Final day of FA Cup is there. Players reach the national stadium well groomed in suites, before changing in an unfamiliar dressing room that is huge.
They stand to attention for an opera singer belting out God Save the Queen and shake hands with Prince WIlliam as he moves down the red carpet.
Crowd of about 90,000 people promotes a vibe unlike any domestic fixture – a nervous buzz of anxiety and excitement.
Some clubs may not even have thought of winning a major trophy or a chance to win it, for them the final is like a day that may never happen again. For other clubs, it might be just a big day in the history of their club’s incremental growth.
Winning means more to the former and it has to.
The latter clubs are used to the pressure, and it is easier for them. But for the former, such experience is new – an altogether a different one.
Sports psychologist Dan Abraham while talking to Betway explains how the beginning of a career-defining game can overwhelm the players, especially the new ones.
“The implications of the different atmosphere can bring performance anxiety, and it can be crippling” says Abrahamas. He works for AFC Bournemouth and Swedish top-flight side Osterunds on consultancy basis.
We can observe this in most of the one-off games.
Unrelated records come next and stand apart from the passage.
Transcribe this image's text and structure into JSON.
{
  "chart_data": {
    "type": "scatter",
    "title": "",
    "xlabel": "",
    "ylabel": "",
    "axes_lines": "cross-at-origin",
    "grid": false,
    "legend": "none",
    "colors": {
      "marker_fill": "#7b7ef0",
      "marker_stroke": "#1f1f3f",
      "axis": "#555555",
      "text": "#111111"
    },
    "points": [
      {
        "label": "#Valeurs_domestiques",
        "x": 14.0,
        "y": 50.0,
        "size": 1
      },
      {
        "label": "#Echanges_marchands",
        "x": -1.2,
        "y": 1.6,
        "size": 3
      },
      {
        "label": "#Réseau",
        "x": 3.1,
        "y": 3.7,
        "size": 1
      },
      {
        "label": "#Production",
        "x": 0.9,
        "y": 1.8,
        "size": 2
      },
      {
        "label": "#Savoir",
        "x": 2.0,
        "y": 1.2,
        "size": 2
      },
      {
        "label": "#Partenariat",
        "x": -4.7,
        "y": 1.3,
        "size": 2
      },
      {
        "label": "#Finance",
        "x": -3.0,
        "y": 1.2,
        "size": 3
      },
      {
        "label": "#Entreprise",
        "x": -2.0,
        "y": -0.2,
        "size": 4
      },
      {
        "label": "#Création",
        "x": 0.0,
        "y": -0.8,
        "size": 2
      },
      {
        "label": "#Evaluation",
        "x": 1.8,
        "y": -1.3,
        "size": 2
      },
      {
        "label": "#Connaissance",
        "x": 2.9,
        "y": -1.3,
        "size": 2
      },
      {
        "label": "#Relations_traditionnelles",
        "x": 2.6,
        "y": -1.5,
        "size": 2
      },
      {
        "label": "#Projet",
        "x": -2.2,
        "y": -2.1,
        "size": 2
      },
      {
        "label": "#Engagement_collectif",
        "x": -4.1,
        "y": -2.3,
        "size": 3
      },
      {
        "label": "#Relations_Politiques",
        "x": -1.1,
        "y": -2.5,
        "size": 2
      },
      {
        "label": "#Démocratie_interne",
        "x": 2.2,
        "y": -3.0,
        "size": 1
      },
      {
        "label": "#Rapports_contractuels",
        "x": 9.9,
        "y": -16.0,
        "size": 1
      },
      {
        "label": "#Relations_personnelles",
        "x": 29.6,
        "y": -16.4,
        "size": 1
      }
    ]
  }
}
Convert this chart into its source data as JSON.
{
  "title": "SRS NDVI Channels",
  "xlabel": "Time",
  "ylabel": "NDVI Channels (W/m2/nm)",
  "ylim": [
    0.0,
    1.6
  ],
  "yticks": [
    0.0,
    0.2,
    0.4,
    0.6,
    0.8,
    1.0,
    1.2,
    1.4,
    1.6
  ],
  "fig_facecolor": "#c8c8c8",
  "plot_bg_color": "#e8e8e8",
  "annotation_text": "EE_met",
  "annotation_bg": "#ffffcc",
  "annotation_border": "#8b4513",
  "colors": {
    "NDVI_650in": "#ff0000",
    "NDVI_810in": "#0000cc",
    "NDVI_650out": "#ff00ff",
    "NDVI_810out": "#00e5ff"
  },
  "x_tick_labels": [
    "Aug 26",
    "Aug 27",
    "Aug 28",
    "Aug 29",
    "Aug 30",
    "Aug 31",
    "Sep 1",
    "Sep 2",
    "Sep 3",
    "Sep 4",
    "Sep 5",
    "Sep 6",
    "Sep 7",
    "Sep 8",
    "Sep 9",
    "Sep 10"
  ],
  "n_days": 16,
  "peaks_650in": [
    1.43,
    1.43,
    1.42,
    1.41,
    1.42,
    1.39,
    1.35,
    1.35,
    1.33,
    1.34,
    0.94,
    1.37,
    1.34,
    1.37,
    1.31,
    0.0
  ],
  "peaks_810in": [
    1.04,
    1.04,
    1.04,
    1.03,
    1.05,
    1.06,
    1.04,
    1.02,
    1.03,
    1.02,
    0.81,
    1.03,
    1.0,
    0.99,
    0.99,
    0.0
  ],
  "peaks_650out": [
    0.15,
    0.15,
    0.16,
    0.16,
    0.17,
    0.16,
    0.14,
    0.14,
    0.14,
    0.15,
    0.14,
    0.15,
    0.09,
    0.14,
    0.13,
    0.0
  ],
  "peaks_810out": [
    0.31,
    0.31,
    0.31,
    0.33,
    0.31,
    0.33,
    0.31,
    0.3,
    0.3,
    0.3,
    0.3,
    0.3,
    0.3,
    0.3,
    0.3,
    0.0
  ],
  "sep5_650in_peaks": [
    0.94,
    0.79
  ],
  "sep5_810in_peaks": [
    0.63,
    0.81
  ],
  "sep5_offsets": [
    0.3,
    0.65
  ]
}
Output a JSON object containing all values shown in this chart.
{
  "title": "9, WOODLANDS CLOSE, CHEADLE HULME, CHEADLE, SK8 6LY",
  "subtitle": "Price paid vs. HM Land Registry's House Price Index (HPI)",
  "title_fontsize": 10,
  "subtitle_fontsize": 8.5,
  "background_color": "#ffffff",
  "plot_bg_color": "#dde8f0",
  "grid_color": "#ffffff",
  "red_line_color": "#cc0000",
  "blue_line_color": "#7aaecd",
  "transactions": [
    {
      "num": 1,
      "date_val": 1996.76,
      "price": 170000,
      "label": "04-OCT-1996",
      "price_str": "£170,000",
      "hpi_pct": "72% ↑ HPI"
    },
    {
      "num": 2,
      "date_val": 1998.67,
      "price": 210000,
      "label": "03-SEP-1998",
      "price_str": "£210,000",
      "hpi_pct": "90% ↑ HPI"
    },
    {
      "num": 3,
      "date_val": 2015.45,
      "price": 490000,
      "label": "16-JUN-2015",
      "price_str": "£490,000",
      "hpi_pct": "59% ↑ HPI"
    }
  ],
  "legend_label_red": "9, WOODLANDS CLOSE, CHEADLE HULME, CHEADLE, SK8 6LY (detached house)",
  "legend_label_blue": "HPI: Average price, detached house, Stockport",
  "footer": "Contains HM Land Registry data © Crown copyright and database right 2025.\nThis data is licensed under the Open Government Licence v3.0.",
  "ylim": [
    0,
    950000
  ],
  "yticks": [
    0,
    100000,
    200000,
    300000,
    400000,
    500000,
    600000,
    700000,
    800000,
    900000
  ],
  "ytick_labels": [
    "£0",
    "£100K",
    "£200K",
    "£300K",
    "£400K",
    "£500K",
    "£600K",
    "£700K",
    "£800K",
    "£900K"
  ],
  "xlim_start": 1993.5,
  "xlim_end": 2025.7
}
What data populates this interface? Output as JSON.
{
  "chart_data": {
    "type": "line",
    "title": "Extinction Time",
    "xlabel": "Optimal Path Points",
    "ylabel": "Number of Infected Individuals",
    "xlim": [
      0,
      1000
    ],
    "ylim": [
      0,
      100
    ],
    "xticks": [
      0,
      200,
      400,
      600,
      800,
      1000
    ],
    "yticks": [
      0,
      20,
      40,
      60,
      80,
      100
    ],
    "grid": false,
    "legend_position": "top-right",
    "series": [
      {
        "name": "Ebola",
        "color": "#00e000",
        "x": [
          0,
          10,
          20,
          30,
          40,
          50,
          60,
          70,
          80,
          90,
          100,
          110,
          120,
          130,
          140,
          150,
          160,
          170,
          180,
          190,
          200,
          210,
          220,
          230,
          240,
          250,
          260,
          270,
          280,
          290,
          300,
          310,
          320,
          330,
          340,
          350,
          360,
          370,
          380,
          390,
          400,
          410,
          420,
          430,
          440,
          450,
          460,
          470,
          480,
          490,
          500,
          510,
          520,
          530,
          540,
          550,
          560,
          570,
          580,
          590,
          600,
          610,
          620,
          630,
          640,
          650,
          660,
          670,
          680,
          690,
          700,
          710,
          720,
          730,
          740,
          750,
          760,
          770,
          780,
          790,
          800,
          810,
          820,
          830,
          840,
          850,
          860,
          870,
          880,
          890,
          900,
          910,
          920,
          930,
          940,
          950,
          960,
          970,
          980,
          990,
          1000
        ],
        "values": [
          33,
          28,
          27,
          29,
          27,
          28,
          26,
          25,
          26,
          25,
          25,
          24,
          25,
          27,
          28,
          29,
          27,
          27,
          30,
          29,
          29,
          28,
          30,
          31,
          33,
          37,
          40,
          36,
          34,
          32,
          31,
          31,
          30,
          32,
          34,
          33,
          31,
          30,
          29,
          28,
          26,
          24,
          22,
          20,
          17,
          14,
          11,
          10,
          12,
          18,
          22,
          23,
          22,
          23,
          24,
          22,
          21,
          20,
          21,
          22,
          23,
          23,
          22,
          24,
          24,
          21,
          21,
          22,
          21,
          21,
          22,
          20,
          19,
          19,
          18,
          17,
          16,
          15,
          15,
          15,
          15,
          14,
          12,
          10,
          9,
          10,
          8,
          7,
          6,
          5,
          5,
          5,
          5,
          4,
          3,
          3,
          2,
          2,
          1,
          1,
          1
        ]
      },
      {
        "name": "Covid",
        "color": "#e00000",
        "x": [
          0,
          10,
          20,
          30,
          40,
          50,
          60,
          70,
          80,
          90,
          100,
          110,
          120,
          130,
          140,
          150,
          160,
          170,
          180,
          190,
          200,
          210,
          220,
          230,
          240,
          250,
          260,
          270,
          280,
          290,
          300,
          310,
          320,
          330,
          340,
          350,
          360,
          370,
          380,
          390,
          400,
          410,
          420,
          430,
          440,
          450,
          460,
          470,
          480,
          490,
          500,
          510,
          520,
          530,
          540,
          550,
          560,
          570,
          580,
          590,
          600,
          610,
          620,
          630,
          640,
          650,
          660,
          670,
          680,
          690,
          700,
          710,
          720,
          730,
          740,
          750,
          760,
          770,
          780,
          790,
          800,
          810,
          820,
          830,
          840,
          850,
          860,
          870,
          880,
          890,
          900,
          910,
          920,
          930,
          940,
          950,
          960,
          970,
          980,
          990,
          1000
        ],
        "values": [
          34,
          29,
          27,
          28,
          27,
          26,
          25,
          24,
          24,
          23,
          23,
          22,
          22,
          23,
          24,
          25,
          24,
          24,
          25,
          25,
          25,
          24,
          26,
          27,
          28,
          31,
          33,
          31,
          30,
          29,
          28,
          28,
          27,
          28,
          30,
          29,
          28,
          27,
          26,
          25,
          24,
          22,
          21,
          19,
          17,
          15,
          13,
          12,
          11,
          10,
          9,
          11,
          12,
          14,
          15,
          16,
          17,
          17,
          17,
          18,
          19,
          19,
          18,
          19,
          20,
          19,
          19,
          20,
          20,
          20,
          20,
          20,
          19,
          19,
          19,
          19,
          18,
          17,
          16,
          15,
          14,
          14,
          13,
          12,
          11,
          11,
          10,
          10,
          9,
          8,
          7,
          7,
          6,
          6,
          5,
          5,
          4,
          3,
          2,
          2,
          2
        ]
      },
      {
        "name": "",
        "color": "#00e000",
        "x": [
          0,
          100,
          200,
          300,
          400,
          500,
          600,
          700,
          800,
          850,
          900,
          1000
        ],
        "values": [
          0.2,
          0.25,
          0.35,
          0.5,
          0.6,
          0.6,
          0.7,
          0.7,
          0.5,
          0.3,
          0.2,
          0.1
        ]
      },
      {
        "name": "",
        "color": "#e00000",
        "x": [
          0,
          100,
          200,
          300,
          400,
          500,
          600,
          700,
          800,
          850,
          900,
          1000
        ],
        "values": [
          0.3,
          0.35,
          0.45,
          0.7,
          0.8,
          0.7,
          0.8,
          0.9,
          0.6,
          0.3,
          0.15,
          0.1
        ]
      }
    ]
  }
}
Players fail to deal with the occasion and deteriorates their performance level well below the standards of their capacity. Misplacing passes, overhit crosses, and missing chances become a common sight.
As Abraham puts it, performance anxiety indicates experiencing psychological anxiety and physiological stress response. Players get a tunnel vision, shortening their sight and loosing access to 360 degree view of the field. This makes them lethargic and slow, making decisions even slower.
However, there is a way to fix this. Wigan Athletics’ FA Cup heroes of 2013 have the answer.
The most important part is sticking to the normal routine. The players should anticipate the game in the same way they perceive every game.
Abrahams uses specific psychological techniques to help players overcome the performance anxiety.
Self talks, breathing techniques and redirection of focus helps.
A small self talk can help the best. The player has to give himself reassurances, they got to say to themselves that while this is a big game, all they need to do is to stick to what they normally do. No one can force a great performance, just focus.
This philosophy is called “Controlling the controllables”.
Approaching the game with a rational mindset is important, the focus should not be on winning or losing but more on what they can control – and this is hard considering what is at stake.
Players should focus on themselves, their skills, having a consistent personality on the pitch, playing the game with positive intention and at the right intensity.
There is a biological explanation for this, when someone engages in these behaviours there is an increase in blood flow to the frontal lobe of the brain and more oxygenated blood flowing through the whole body. Players will also release hormones such as testosterone and adrenaline which consequently release feel-good chemicals.
While these techniques might not make one team technically superior to other but it will give the new ones a chance to seize the day.